Les boîtiers des montres BRM Chronographes sont usinés dans des barres de titane de 3 mètres de long. L’outil industriel est composé de 14 machines à commande numérique. Les compagnons y fabriquent pratiquement tout : boîtes, fonds, poussoirs, couronnes, vis, boucles, cornes… « Nous aimons bien notre indépendance, sourit ce véritable passionné, diplômé de l’école d’horlogerie de Paris en 1986.
L’usine me coûte cher, mais moins que d’être arrêté par des retards de fournisseurs. Et l’absence d’une seule vis stoppe toute la production ! » Seuls éléments finis qu’il achète, « les peaux de crocodile pour les bracelets en cuir et les verres des montres ».
Indépendance, également, face aux clients. Pendant « des décennies », Bernard Richards a exécuté de l’usinage numérique pour les grands groupes de luxe, en tant que sous-traitant. « Outre des montres, nous produisions des stylos, des briques, des pendules, des plaques de propreté, des pièces pour la Formule 1, des volants de voiture de course… On me demandait toujours de faire mieux pour moins cher, et eux dégageaient les profits. »
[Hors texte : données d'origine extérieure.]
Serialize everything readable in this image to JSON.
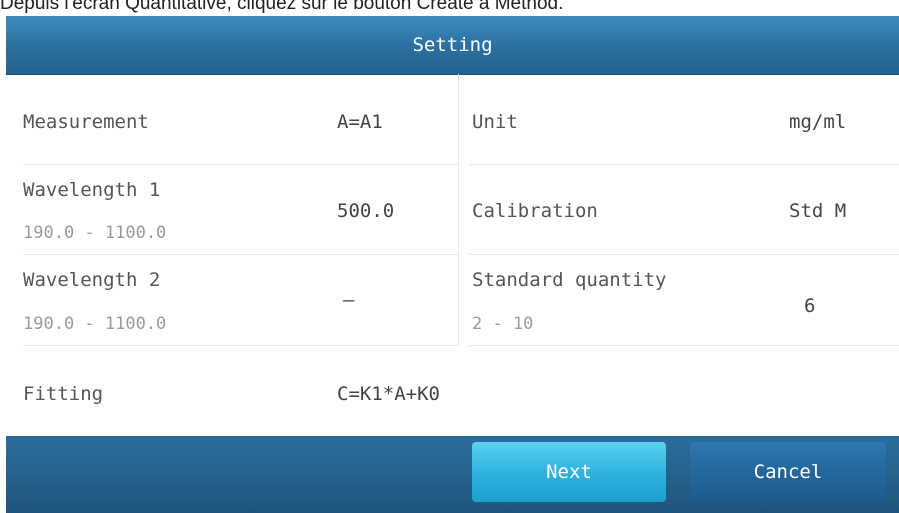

Au début des années 2000, Bernard Richards, alors âgé d’une quarantaine d’années, réoriente la stratégie et se concentre sur la fabrication de montres, maîtrisée de bout en bout.
Chaque montre BRM Chronographes est unique
Chaque modèle est usiné, brossé, poli, fini, monté « de façon unique, en fonction de la demande du client ». Ses initiales sont gravées. Avec une ambition, assez logique pour ce féru de sport mécanique : que chaque montre BRM Chronographes « ressemble à des voitures de course », en termes de performance et d’excellence technologique. Au début, le succès est venu « un peu par hasard », admet-il. « Un de mes points de vente m’a indiqué que certains clients souhaitaient des aiguilles de couleur sur leur montre. A l’époque, cela n’existait pas. Nous avons alors proposé des aiguilles jaunes, oranges et rouges. Le marché a immédiatement répondu présent. Une montre sans couleur, c’est comme un enterrement ! »
Concurrence mondiale
Aujourd’hui, les montres automatiques BRM Chronographes figurent parmi les plus légères du monde. La manufacture, qui évolue dans un environnement ultra-concurrentiel, reste à l’affût. « Le client qui souhaite investir 5 000 euros, ou plus, dans une montre, a pléthore de choix, en matière de technique, de design, de couleur… Tout importe pour le convaincre, explique Bernard Richards. L’accompagnement, la façon dont on lui parle, l’endroit où on lui présente le projet, le SAV qu’on lui apporte. Le facteur humain compte beaucoup. Nous sommes très proches des clients, avec notamment 350 manifestations par an. »
Pour les golfeurs, BRM a mis au point un mouvement de montre spécifique, permettant d’éviter l’emballement de la masse de rotor (ou masse oscillante) lors des mouvements, parfois violents, du poignet. « Une recette miracle qui nous a demandé beaucoup de temps, mais dont nous sommes très fiers », confie-t-il.
Deux sites de production
La production est répartie sur deux sites : mécanique horlogère et usinage à Magny-en-Vexin (site de 450 m2), et horlogerie pure (montage et décorations manuelles des mouvements) à côté de Beauvais. « Depuis vingt ans, nous sommes à la pointe de la technologie. Jusqu’à 11 axes, nous pouvons tout usiner, détaille Bernard Richards. L’horlogerie fourmille de détails. La montre est un métier de très grande spécialisation, avec des cotes très petites, et beaucoup de pièces venant s’ajuster dans un espace extrêmement réduit. »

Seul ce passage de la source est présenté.